Hoje eu acho que negociei mal minha saída e deveria ter lutado por mais dado o risco que assumi ao longo dos anos e minha participação na construção do negócio. Mas faz parte, mais um aprendizado em meio a tantos outros…
Me comprometi a fazer uma passagem de bastão na INK de pelo menos 45 dias ao assinar com a NG. Por isso, eu saí de um trabalho na sexta-feira e na segunda-feira seguinte já estava começando em outro.
Essa mudança foi muito marcante pra mim, faziam mais de 10 anos que eu trabalhava no mesmo lugar e essencialmente no meu negócio com pessoas que eu conhecia ou tinha escolhido.
Minha primeira reunião, logo na segunda de manhã, foi sobre o projeto mais importante da empresa, uma migração onde deixariamos de usar um provedor de Banking as a Service e passaríamos a usar nossa própria licença de IP e mais de 7 fornecedores diferentes.
Nesse call com a Mastercard tinham umas 16 pessoas de 5 empresas diferentes. E eu não entendia 1 a cada 5 palavras que eram ditas.
Demorei cerca de 20 minutos pra pegar o ritmo da conversa e começar a entender o papel de cada fornecedor. Para entender o que cada um faria e como tudo se encaixaria foram algumas semanas.
Nas primeiras reuniões eu só anotava o máximo que podia pra procurar no Google depois e saber responder algo com uma citação caso me perguntassem.
Passei um ano que costumo dizer que foi um ano de cachorro na NG. Foi um ano de muito trabalho e que valeu por sete.
Quando cheguei, o time de produto era composto por dois estagiário, o Bruno e o João, e um deles estava mudando de área para se tornar dev. Os desenvolvedores todos trabalhavam basicamente no mesmo projeto, que era a migração, e não se tinha cultura de produto.

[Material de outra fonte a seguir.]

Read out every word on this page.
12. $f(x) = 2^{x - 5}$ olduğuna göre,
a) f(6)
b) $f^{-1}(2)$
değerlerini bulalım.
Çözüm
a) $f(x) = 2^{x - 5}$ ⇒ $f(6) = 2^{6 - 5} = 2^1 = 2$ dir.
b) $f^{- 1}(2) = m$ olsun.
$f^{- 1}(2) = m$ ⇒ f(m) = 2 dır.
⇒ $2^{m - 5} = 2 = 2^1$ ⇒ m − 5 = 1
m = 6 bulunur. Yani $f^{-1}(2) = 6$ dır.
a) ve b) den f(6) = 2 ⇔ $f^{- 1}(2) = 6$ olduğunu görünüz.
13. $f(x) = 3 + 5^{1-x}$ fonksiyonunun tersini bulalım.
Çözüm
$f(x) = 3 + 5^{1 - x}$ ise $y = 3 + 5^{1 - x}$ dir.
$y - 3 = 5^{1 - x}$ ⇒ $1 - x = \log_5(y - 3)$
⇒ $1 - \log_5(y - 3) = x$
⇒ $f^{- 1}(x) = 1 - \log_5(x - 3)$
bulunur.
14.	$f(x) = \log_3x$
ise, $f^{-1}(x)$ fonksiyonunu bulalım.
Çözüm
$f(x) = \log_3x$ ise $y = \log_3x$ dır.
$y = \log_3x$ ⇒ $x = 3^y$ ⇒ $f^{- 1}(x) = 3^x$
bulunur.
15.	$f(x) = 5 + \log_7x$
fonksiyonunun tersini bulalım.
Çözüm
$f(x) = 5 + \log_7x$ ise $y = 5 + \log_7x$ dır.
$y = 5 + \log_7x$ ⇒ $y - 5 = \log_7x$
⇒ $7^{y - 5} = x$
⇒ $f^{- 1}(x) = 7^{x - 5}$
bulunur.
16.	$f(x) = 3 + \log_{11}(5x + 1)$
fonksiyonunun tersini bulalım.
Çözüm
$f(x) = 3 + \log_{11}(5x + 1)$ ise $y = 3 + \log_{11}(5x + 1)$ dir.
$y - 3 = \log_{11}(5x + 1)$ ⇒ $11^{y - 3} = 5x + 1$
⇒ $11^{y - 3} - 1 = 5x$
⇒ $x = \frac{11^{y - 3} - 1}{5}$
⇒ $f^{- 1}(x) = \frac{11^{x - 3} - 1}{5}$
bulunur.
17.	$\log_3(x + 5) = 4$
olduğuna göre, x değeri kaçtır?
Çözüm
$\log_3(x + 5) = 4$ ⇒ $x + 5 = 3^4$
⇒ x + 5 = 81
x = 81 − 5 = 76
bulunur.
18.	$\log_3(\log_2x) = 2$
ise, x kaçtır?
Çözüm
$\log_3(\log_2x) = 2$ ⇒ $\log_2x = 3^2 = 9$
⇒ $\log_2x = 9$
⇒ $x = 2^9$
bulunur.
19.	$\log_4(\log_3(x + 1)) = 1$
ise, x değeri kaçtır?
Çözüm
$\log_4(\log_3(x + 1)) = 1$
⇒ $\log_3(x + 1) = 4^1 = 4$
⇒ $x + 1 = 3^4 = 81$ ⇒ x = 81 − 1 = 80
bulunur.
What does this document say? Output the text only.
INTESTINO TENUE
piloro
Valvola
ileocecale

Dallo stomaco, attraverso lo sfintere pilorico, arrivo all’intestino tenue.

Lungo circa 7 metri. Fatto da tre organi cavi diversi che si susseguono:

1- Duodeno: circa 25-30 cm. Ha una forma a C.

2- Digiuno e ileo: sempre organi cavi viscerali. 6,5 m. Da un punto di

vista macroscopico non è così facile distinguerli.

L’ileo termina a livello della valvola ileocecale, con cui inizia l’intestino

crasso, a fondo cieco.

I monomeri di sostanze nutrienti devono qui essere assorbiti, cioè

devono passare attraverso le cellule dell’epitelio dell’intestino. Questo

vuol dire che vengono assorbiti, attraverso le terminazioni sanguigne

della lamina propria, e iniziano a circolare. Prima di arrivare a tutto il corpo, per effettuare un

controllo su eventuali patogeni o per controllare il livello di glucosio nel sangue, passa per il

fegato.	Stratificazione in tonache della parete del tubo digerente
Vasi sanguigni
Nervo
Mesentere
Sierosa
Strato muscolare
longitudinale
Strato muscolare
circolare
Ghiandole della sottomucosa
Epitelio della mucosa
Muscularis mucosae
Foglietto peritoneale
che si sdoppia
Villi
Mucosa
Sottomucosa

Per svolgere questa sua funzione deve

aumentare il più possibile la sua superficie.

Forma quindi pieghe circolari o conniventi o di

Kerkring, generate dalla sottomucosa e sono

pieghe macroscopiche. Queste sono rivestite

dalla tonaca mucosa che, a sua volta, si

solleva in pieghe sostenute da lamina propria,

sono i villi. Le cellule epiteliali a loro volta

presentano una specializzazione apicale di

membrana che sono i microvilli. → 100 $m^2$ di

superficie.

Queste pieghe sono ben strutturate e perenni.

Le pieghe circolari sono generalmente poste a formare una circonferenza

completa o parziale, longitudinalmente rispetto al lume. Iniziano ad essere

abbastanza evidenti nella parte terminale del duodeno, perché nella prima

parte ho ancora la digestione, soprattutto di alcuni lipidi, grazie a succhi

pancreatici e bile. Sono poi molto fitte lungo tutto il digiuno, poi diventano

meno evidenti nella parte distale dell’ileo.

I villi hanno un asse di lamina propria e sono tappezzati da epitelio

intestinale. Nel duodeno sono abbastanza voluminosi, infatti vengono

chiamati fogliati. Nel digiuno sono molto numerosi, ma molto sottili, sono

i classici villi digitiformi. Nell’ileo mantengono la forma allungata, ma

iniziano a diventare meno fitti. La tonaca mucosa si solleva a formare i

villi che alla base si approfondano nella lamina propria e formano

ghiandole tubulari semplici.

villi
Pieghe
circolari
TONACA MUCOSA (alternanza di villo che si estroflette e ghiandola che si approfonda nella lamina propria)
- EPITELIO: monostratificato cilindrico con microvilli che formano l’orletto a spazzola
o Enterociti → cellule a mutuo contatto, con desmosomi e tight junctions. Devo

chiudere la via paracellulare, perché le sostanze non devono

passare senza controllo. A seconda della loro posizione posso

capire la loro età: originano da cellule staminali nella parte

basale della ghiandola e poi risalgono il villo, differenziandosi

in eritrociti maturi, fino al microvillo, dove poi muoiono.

Nesse tempo implementei junto com o CTO squads multidisciplinares e criarmos uma cultura de times eficientes e que funcionassem de maneira independente para darmos mais agilidade ao desenvolvimento — aqui o aprendizado de ter errado várias vezes com isso na INK foi muito útil.
Fora isso, entregamos vários projetos como: um novo site, uma nova plataforma de backoffice, a integração para virarmos emissores diretos da Mastercard, a participação no Pix junto ao Bacen, compra e venda de criptomoedas no app, inúmeras melhorias e o mais importante, a tal da migração.

Momentos de tensão na madrugada da migração
A migração foi um projeto de meses, que tinha data para acontecer porque o contrato com o provedor de BaaS simplesmente acabaria.
Foi uma loucura a parte, cheia de histórias de noites viradas, devs com dor de barriga, edge cases intermináveis que descobríamos a todo momento, muito estresse e perrengue.
No final acabou dando certo, mas o app só normalizou para todos os usuários algumas semanas depois.
Uma das maiores dificuldades que eu sentia na cadeira de produto era a falta de clareza em relação a estratégia da empresa e as repentinas mudanças de direção. O que se traduzia em mudanças constantes na priorização e no Roadmap.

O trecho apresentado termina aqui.